Die quantitative Steigerung der Urlauberströme verrät aber auch eine soziale und eine strukturell-inhaltliche Expansion, die seit den 1990er Jahren vermehrt zum Tragen kommt. Urlaub und Reisen öffnen sich für weitere Bevölkerungsschichten; es profitieren nicht mehr nur die "traditionellen" Urlauber, also Beamte, Angestellte, Akademiker und Teile der Arbeiterschaft. Am System Tourismus nehmen nun auch Landbewohner bzw. alters- und geschlechtsspezifische Gesellschaftsgruppen (Frauen, Singles, Senioren) teil,69 was an besonderen, auf die jeweiligen Bedürfnisse zugeschnittenen Angeboten ablesbar ist. Damit ist ein zentrales Merkzeichen des modernen Tourismus aufgenommen, nämlich Diversifizierung und Spezialisierung im Zuge der Globalisierung.
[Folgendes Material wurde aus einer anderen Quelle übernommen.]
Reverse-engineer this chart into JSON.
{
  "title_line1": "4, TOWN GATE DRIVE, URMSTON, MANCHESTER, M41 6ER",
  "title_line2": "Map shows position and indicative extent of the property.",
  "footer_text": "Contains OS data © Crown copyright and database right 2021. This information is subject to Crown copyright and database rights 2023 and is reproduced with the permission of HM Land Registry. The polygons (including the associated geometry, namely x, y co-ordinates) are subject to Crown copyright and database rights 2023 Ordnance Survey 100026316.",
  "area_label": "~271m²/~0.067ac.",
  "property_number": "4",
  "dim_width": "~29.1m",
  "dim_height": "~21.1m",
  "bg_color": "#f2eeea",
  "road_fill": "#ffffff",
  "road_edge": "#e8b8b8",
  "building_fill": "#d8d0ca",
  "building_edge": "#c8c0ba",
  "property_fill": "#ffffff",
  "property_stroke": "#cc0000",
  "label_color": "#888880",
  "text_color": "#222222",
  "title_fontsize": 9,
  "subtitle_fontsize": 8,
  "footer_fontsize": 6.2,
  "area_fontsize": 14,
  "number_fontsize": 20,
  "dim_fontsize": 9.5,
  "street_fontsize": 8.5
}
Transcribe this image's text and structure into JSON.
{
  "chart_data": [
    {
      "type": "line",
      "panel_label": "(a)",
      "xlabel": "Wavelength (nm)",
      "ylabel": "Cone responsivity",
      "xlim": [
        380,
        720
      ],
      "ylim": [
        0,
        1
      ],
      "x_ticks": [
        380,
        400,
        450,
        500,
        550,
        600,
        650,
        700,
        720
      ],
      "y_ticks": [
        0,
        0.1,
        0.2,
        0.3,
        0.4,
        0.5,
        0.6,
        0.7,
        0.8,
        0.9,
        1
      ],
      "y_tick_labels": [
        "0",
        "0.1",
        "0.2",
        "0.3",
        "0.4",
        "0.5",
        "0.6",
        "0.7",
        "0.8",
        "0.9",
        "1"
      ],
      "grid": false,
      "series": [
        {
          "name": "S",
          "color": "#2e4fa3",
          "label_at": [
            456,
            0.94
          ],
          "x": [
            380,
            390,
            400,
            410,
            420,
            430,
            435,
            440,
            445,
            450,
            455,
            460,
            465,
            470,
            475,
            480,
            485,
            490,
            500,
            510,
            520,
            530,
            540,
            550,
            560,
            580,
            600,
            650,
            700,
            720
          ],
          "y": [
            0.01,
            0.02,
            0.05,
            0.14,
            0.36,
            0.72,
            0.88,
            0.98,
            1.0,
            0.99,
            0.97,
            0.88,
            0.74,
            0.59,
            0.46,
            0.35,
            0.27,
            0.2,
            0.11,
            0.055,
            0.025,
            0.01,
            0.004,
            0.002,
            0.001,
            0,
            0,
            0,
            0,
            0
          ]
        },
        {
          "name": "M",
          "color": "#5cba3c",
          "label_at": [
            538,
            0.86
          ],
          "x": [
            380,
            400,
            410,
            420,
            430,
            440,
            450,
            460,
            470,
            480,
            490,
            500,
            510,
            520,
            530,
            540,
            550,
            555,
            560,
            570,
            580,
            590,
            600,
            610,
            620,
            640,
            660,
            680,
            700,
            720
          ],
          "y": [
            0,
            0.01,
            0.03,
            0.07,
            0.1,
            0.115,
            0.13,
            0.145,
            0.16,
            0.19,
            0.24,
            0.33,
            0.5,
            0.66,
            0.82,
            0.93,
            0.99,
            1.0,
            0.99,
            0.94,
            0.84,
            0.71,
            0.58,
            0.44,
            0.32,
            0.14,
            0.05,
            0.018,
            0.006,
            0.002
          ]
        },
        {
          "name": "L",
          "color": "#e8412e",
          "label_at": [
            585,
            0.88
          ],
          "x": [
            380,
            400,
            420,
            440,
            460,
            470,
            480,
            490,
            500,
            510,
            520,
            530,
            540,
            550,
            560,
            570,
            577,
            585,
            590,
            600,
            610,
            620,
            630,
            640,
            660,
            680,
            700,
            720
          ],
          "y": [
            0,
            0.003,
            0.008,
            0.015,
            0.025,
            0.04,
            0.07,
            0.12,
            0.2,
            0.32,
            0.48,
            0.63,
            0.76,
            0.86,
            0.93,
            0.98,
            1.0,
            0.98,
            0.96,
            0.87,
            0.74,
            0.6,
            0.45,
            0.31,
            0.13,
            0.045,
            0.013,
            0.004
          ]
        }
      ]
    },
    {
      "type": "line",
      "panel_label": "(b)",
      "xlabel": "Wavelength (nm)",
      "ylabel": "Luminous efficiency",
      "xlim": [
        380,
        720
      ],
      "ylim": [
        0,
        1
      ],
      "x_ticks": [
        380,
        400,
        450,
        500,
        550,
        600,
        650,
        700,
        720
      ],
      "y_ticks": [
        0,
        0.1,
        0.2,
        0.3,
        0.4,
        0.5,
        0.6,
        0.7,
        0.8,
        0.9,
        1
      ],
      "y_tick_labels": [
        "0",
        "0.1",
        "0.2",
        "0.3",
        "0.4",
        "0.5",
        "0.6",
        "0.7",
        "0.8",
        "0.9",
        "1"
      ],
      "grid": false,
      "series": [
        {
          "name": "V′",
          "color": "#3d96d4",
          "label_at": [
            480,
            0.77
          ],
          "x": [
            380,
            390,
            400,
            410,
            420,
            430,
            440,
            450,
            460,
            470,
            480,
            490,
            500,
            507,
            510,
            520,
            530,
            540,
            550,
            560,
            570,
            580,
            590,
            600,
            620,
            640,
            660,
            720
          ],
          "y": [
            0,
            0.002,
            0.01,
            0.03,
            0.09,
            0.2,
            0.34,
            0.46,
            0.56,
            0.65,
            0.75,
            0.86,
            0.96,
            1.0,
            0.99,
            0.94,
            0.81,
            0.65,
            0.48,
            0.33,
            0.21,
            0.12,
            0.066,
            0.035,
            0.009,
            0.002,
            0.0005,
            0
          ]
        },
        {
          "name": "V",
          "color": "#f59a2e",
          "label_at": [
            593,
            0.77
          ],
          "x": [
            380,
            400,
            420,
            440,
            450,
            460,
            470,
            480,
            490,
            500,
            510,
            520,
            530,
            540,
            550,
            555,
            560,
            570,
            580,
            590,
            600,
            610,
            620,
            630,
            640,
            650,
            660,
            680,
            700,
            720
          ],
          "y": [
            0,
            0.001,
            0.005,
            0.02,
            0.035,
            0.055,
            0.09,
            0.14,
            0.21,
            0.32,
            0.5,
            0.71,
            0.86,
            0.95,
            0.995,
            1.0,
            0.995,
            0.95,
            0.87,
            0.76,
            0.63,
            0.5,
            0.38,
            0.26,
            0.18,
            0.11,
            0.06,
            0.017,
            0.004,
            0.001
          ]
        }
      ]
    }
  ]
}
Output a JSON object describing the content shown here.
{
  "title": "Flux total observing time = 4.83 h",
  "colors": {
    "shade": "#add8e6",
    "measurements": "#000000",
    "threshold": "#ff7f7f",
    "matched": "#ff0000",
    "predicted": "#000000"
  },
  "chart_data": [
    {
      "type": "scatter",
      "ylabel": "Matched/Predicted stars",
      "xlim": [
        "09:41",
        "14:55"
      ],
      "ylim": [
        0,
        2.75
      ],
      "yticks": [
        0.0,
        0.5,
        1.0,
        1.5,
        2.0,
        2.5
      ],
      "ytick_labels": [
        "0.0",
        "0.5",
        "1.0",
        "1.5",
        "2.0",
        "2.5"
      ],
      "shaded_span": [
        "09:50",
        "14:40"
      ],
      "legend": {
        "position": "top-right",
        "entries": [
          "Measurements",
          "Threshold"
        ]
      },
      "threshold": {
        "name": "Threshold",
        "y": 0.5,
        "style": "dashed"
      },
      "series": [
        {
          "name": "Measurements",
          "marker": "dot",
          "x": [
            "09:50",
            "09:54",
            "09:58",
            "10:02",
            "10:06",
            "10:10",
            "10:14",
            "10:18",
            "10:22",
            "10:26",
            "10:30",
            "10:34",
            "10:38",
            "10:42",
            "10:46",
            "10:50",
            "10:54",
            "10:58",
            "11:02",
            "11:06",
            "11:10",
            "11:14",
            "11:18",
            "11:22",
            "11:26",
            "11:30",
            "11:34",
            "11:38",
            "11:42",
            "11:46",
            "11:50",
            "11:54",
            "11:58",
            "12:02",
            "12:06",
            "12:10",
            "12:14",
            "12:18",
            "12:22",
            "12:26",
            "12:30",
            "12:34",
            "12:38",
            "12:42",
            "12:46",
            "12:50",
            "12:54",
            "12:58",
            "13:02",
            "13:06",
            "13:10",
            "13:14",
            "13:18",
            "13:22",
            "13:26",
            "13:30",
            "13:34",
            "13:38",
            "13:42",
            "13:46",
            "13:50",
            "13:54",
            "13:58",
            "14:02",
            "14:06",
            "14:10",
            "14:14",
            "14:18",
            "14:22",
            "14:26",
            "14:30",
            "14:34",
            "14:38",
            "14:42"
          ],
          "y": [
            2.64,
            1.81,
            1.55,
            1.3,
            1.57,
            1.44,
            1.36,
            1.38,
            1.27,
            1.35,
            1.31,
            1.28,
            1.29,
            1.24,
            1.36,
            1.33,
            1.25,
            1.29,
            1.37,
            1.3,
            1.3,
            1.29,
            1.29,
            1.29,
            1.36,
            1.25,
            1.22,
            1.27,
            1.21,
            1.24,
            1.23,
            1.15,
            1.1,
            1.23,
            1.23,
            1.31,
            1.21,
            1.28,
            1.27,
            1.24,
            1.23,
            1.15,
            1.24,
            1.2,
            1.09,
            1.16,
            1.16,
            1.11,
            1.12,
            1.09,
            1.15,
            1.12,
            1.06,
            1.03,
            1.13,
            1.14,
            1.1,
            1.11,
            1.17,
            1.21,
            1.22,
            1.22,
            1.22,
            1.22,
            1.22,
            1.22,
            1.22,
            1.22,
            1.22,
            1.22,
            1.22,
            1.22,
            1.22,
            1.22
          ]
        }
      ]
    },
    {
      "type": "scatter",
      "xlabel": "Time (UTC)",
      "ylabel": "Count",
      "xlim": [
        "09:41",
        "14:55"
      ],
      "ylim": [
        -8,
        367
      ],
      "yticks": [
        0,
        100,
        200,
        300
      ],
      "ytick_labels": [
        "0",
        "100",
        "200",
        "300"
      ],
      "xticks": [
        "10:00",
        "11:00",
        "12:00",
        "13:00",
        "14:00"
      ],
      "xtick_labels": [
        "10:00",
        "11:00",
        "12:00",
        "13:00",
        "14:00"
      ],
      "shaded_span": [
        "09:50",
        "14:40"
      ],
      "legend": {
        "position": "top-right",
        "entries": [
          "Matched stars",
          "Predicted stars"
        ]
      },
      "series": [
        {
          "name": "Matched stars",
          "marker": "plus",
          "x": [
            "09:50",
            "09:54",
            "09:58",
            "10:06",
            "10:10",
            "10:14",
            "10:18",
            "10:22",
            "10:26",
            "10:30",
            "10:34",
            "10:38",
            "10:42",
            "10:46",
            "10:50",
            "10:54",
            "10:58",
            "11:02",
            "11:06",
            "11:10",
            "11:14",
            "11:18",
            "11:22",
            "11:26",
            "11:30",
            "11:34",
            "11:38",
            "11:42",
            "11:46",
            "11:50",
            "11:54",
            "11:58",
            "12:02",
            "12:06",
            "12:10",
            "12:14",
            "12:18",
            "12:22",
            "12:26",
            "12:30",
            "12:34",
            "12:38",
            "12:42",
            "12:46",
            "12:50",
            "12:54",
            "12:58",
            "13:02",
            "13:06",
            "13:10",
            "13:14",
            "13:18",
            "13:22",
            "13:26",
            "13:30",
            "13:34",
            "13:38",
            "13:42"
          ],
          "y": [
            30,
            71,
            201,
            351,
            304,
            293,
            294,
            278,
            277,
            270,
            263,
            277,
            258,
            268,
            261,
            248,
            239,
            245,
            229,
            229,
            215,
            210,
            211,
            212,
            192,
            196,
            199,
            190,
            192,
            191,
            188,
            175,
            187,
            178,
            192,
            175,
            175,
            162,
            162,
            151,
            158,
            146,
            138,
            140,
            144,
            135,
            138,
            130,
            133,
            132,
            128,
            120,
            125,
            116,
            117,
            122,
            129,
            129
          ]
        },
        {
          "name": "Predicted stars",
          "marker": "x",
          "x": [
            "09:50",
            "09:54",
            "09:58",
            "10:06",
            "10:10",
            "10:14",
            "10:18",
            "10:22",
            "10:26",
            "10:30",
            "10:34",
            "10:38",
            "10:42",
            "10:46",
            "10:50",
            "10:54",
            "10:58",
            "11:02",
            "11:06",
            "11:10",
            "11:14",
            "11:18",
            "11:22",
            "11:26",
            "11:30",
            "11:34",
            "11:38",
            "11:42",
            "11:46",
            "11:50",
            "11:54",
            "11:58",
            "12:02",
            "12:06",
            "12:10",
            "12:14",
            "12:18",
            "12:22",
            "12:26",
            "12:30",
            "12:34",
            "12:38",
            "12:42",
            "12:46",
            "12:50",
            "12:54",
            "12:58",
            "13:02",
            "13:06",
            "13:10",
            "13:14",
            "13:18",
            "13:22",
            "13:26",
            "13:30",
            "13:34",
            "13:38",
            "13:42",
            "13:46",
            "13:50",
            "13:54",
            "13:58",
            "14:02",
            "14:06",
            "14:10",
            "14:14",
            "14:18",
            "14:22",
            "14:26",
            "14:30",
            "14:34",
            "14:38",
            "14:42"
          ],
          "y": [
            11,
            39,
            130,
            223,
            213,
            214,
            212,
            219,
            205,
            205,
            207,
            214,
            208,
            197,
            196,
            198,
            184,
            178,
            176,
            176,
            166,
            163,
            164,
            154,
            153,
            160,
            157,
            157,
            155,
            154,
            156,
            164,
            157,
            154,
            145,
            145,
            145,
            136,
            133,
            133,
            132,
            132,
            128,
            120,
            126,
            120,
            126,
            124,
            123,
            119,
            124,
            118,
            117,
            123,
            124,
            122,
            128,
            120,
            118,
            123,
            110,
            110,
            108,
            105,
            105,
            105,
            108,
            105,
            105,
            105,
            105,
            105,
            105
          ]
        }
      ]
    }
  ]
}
Dies passt durchaus zum grenzenlos scheinenden Tourismuspotential, auch wenn in den vergangenen Jahrzehnten strukturell wenig Entwicklung stattgefunden hat und das touristische Verhaltensrepertoire seit dem Zweiten Weltkrieg als einigermaßen komplett eingestuft wird, mit unterschiedlichen Gewichtungen.70
Dieser Auffassung steht zum einen die Institution "Cluburlaub" entgegen, in der Art wie ihn der "Club Méditerannée" (1955), der "Club Soleil" (1966), der "Robinson Club" (1970), der "Club-Aldiana" (1973) und andere Clubs mit ihren Ferienformeln und Urlaubsphilosophien sehr erfolgreich praktizieren. Zum anderen erfahren künstliche Urlaubswelten in Form von Vergnügungs- und Erlebnisparks immer mehr an Bedeutung:71 Disneyland, Europapark, Port Aventura, Sun City u.a.m. verzeichnen jährliche Besucherströme in zweistelliger Millionenhöhe und befinden sich noch stets im Aufwärtstrend. Hier interessieren postmodern aufbereitete Pseudo-Ereignisse, Simulationswelten und Hyperrealitäten, deren Künstlichkeit von den Touristen durchschaut und über Abenteuer, Spaß, Spiel und Wettbewerb als fun, action und event internalisiert wird. Erlebniswelten kommen und gehen.72 Tourismusgeschichtlich kommt es zu einer bemerkenswerten, weil systemischen Verlagerung: Der traditionelle touristische Symbolkonsum (Sehenswürdigkeiten, Gegenwelten) wird erweitert oder zugunsten einer erlebnisgeladenen Unterhaltungskultur als ein Stück neuer "Welterfahrung" abgebaut. Diese trägt globale Züge und entgrenzt sich durch Mutation auf dem Weg zur Mundialisierung mit eigenen, allmählich austauschbaren Formen und Erlebnisbereichen73 immer mehr. Was dieses Innovationspotential als nächstes Strukturelement entwickelt, bleibt abzuwarten.